До Сталинграда отсюда было километров восемнадцать. Всю ночь он слышал то удалявшуюся, то приближавшуюся канонаду. Она была как неумолчный стук часов, ею отмеривалось время. И хотя он знал, что канонада то слышнее, то глуше из-за ветра, это не помогало ему освободиться от тревоги. Когда канонада становилась громче, ему было тревожнее, как будто грохот её мог быть действительно мерилом опасности для Ани.

Мать Ани вечером долго строчила на швейной машине в другой половине избы. Потом она вошла с огарком, поставила его на стол и взглянула на Сабурова.

   — Не спите? — спросила она.

   — Нет, не сплю.

   — Я тоже первое время, когда она уходила, не спала, а теперь сплю. Ведь у меня все на фронте, и если за всех не спать, то умрёшь в неделю. А у вас есть родные-то?

   — Есть. Мать.

   — Где?

   — Там.

Сабуров сделал тот жест рукой, который делали многие и по которому все сразу понимали, что там — значит у немцев.

   — А здесь кто?

   — Никого. Одна она... Что вы шили?

   — Я-то? Да тут золовка ситчику дала, я и шью Аньке. Девчонка ведь всё-таки. Платье захочет надеть хоть раз в месяц, вот и шью. А на ноги всё равно ничего нет. Или эти ей отдать?

Она села на стул, положила ногу на ногу и задумчиво посмотрела на свои старые, стоптанные, на низких каблуках туфли. Потом подняла голову, взглянула на Сабурова и, должно быть вспомнив их встречу, сказала:

   — Тоже не свои. Добрые люди дали. Раньше у меня нога меньше была, чем у неё, а после, как сожгла, у меня ноги опухшие стали, наверное, ей туфли впору будут. Как думаете?

Она спросила это так, словно Сабуров знал о её дочери больше, чем она, мать, и в этом маленьком, смешном, может быть, вопросе было признание всего, о чём он теперь думал.

Не отвечая прямо, Сабуров сказал:

   — Я встану, и мы свадьбу сыграем, — и сам улыбнулся этому слову. — Вы не обидитесь на то, что мы там сыграем свадьбу?

   — На той стороне? — спросила она просто.

   — Да.

   — Где вам жить, там и делайте, — произнесла она примирительно.

«Та сторона» была для неё Сталинградом, городом, в котором она жила и полной истины о котором, какие бы слухи ни доходили оттуда, она всё же, в силу привычки, не могла себе представить.

   — Главное, чтобы переправы этой не было по три раза на дню, — продолжала она. — Пусть уже лучше там, с вами.

Она ещё долго сидела с Сабуровым и разговаривала о том, о чём любят говорить матери с мужьями своих дочерей, — как Аня росла, как болела скарлатиной и корью, как она отрезала себе косы и потом опять отпустила, как мать за ней ходила всю жизнь, потому что дочь-то ведь одна, и о многих иных мелочах, о которых ей было приятно рассказывать.

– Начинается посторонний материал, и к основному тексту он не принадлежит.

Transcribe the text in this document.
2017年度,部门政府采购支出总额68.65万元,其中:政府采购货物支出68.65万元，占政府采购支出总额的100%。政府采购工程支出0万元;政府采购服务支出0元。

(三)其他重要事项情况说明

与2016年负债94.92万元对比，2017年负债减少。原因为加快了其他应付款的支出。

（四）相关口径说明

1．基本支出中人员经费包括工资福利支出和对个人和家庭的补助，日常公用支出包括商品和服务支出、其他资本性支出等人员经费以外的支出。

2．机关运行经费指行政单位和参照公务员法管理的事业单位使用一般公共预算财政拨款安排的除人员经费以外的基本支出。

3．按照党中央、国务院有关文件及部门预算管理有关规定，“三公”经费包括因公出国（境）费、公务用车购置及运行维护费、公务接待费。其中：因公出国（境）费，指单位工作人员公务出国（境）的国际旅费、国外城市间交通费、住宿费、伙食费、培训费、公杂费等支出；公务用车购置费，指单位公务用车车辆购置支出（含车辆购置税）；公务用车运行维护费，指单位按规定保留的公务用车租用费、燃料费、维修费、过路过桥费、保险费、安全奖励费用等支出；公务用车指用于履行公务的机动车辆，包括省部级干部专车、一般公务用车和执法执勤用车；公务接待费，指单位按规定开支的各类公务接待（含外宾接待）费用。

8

Сабуров слушал её, и ему было и радостно и грустно, — радостно оттого, что он узнавал эти милые подробности, и грустно потому, что он всего этого не видел сам, а ему, как и всем сильно любящим людям, хотелось быть свидетелем всех её поступков, всего, что у неё было в жизни до него.

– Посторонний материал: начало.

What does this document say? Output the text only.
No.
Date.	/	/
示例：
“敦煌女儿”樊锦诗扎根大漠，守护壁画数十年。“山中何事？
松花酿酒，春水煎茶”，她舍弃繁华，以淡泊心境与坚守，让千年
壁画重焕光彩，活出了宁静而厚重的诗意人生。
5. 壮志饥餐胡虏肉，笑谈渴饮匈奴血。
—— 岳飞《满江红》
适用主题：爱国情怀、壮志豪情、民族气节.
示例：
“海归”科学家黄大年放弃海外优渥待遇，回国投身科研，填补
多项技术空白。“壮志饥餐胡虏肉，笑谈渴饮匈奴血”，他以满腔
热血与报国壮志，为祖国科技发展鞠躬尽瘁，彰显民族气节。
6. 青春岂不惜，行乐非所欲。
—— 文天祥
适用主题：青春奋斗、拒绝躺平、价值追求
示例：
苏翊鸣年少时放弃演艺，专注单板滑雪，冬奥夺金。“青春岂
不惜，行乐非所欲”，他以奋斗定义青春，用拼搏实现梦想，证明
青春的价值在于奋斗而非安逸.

Мать разговаривала с ним, и он чувствовал, что сейчас он был не сильнее, а слабее этой старой женщины, сидевшей против него. Она умела лучше ждать и быть спокойнее, чем он. И даже, пожалуй, она нарочно успокаивает его этим разговором.

Наконец она ушла. Сабуров не спал всю ночь и лишь часов в одиннадцать утра, когда солнце заглянуло в окна и жёлтой полосой легло на кровать, он неожиданно дли себя задремал. Он проснулся так же, как когда-то в блиндаже, от пристального взгляда. Аня сидела на кровати у его ног и смотрела на него. Он открыл глаза, увидел её, сел на кровати и протянул к ней руки. Она обняла его и силой уложила обратно.

   — Лежи, милый, лежи. Как ты спал?

Ему было стыдно за эти пятнадцать минут, которые он продремал, не дождавшись её, но говорить, что он не спал всю ночь, он не хотел, — это, наверное, огорчило бы её больше, чем обрадовало.

   — Ничего спал, — сказал оп. — Ну, как там?

   — Хорошо, — ответила Аня. — Очень хорошо.

Она говорила весело, но на её оживлённом лице лежали следы усталости, а веки были опущены, как у человека, который так долго не спал, что может заснуть в любую секунду. Он посмотрел на часы: было двенадцать, а в четыре ей снова уходить.